Effect of strain rate on compressive behavior and deformation mechanism of CoCrNi medium entropy alloy fabricated via cold spray additive manufacturing

The equiatomic CoCrNi medium entropy alloy (MEA) has shown better mechanical properties than many MEAs and high entropy alloys (HEAs) at room temperatures. However, the mechanical behaviors and deformation mechanisms of CoCrNi MEAs have yet to be studied, especially at different strain rates. In this study, cold spray additive manufacturing (CSAM) was applied to fabricate freestanding CoCrNi deposits. The investigation of compressive behaviors and deformation mechanisms were studied at a low-strain rate of 0.001 s⁻¹ and at a high strain rate ranging from 2300 s⁻¹to 4200 s⁻¹. The as-fabricated sample exhibited refined grains, unfused powders, and large porosity, resulting in limited metallurgical bonding within the bulk CoCrNi deposit and deformed particle interface. Therefore, post-heat treatment at 1350 °C was applied to improve the interparticle bonding and strengthen the as-fabricated CoCrNi deposits. As expected, the annealed deposit significantly improved the ultimate compressive strength (UCS) and strain elongation of the as-fabricated deposits from ∼90 MPa and ∼5% to ∼1400 MPa, and ∼70% at a strain rate of 0.001 s⁻¹. Besides, the annealed samples showed improvement twofold in UCS and ductility of the as-fabricated deposits from ∼67 MPa and ∼8.6% to ∼1266 MPa and ∼34% at a strain rate of 4200 s⁻¹ and 3800 s⁻¹ respectively.
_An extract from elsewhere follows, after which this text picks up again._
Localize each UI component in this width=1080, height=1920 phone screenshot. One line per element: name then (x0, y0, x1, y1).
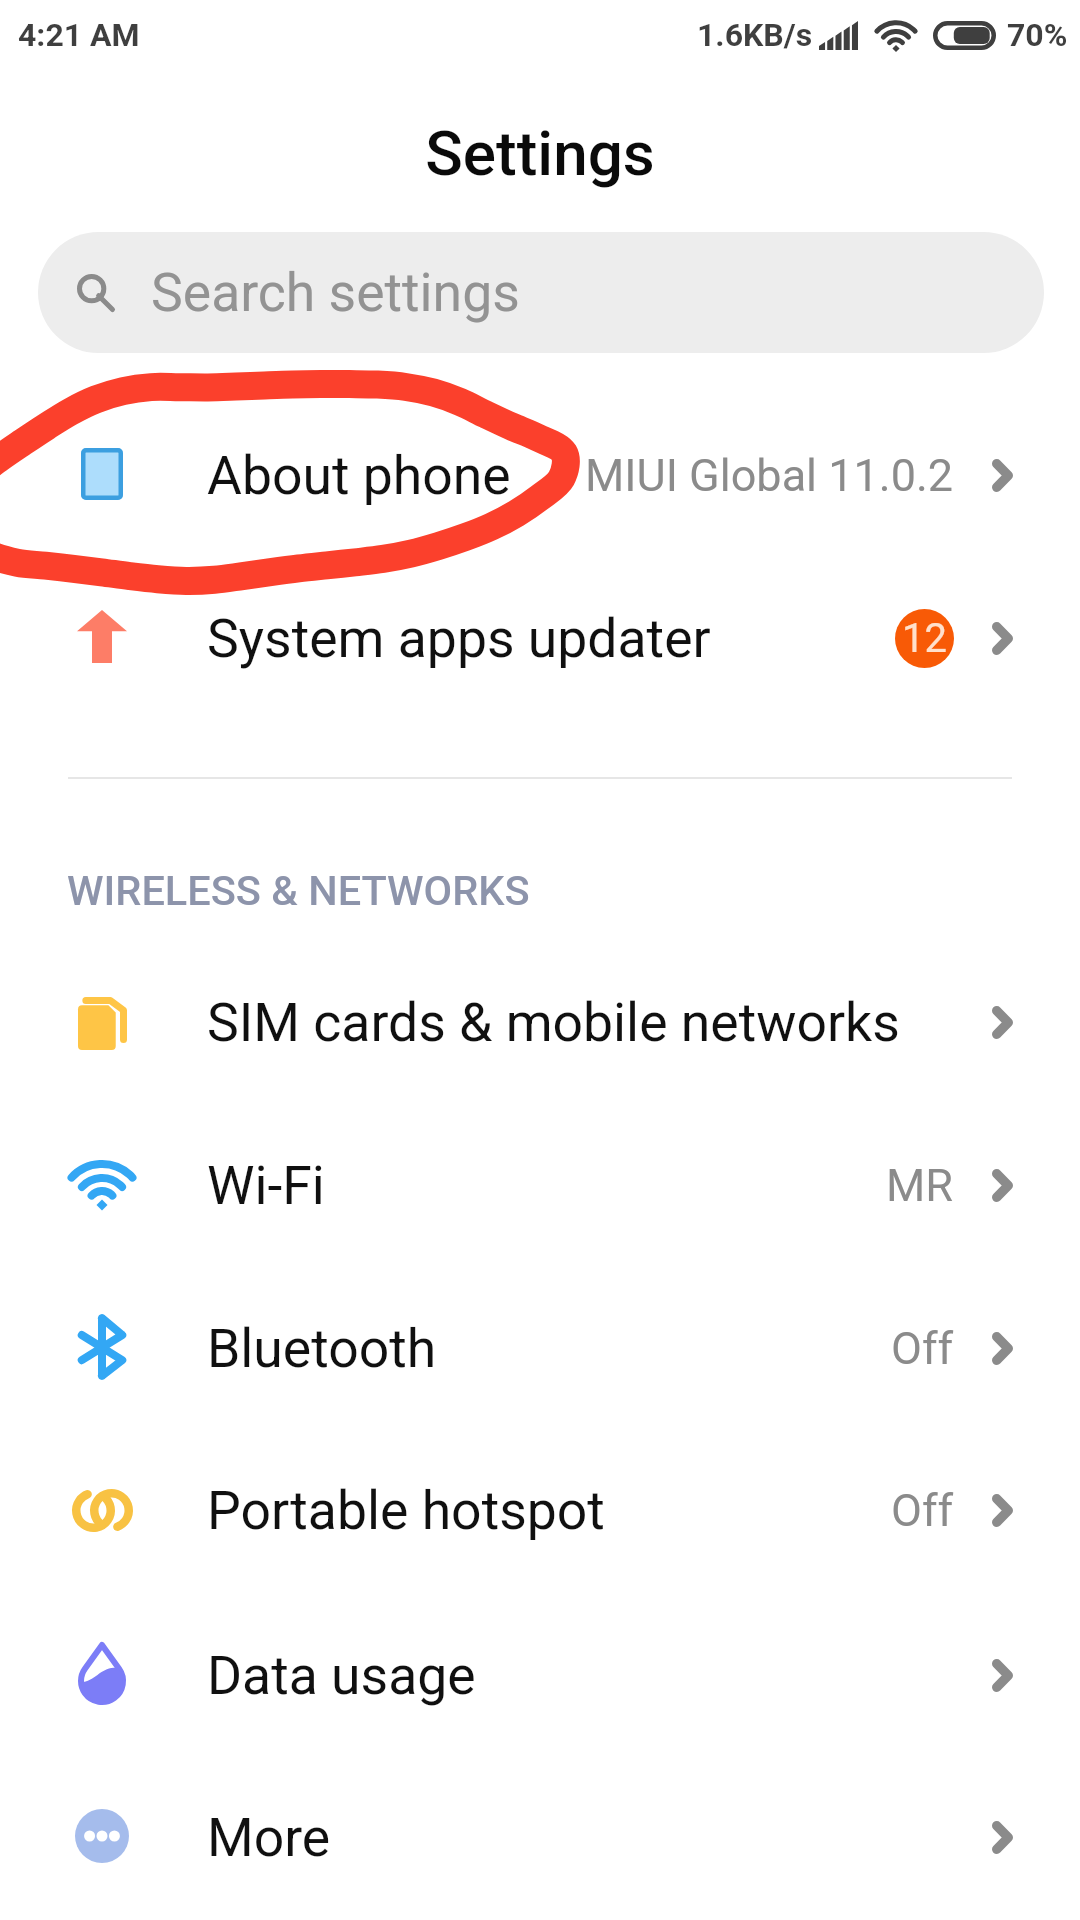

The TEM image of the annealed CoCrNi sample showed deformation twining, nano twins, planar slips, and microbands, which are the dominant deformation mechanisms that help to promote the plasticity and the work hardening behavior of this alloy. This work validates the compressive behavior and deformation mechanism of cold-sprayed CoCrNi MEA associated with post-heat treatment at different strain rates.